Cloud computing shapes how every Salesforce program works. Recognising the constraints early avoids surprises later.
- Design within governor limits from the start
Multi-tenancy means governor limits matter. Bulkify Apex, batch large data work, and respect SOQL and DML limits. Treat them as design constraints, not surprises to debug around.
- Plan for the three-times-yearly release cadence
Subscribe to Salesforce release notes. Run regression testing against the relevant sandbox release windows. Plan training and communications for major feature additions.
- Choose the right Salesforce region
For regulated workloads, pick a Salesforce region that meets your data-residency requirements.

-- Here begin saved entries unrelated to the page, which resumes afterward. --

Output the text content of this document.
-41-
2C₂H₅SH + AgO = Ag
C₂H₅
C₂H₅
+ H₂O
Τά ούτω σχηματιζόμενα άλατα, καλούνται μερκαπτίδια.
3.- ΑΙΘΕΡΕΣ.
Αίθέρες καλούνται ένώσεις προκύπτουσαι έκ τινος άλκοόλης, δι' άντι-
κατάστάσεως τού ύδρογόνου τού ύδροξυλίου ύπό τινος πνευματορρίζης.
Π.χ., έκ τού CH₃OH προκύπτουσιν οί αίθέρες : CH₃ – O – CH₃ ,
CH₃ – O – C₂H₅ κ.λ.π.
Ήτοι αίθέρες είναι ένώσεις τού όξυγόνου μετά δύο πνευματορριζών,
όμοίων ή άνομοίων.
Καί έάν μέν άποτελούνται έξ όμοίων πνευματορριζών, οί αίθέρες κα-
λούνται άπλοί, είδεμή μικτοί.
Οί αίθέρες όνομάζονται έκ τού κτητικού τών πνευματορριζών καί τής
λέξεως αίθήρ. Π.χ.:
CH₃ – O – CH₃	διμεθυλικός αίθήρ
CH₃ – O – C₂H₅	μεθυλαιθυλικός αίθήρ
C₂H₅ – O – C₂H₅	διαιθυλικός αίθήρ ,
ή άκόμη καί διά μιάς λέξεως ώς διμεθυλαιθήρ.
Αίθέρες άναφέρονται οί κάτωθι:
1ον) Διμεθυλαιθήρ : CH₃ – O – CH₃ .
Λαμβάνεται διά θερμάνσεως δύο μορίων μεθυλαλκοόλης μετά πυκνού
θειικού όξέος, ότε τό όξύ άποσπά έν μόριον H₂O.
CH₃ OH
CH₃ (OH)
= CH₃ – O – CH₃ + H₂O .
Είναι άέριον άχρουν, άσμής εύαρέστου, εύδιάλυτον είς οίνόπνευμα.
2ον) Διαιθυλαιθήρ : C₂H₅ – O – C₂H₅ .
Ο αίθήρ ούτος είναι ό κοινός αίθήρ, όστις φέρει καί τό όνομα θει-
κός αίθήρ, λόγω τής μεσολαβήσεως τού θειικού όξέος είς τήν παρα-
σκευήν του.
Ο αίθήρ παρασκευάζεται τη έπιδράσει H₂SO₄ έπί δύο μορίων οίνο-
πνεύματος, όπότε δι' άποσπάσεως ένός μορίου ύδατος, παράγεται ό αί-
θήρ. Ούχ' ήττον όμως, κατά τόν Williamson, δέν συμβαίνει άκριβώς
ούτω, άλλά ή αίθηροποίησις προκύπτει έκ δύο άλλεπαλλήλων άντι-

Hyperforce expanded regional choice; pick deliberately.
- Build integration on the API-first model
Every integration uses the same APIs the UI uses. Master REST, Bulk, and Pub/Sub for the bulk of integration work; reach for SOAP only when partner constraints require it.
- Use Trust.salesforce.com for operational visibility
Subscribe to the Trust portal feeds for the instance you run on. Real-time production status and planned maintenance live there; customer support tickets cite Trust data routinely.
- Multi-tenancy drives governor limits. Designing code without considering limits produces production failures.
- Three-times-yearly releases happen whether you are ready or not. Plan testing around the windows.
- Data residency requirements limit which Salesforce regions you can run on. Confirm before deployment.
- Cloud computing requires trusting the vendor. Salesforce publishes Trust data; use it for operational decisions.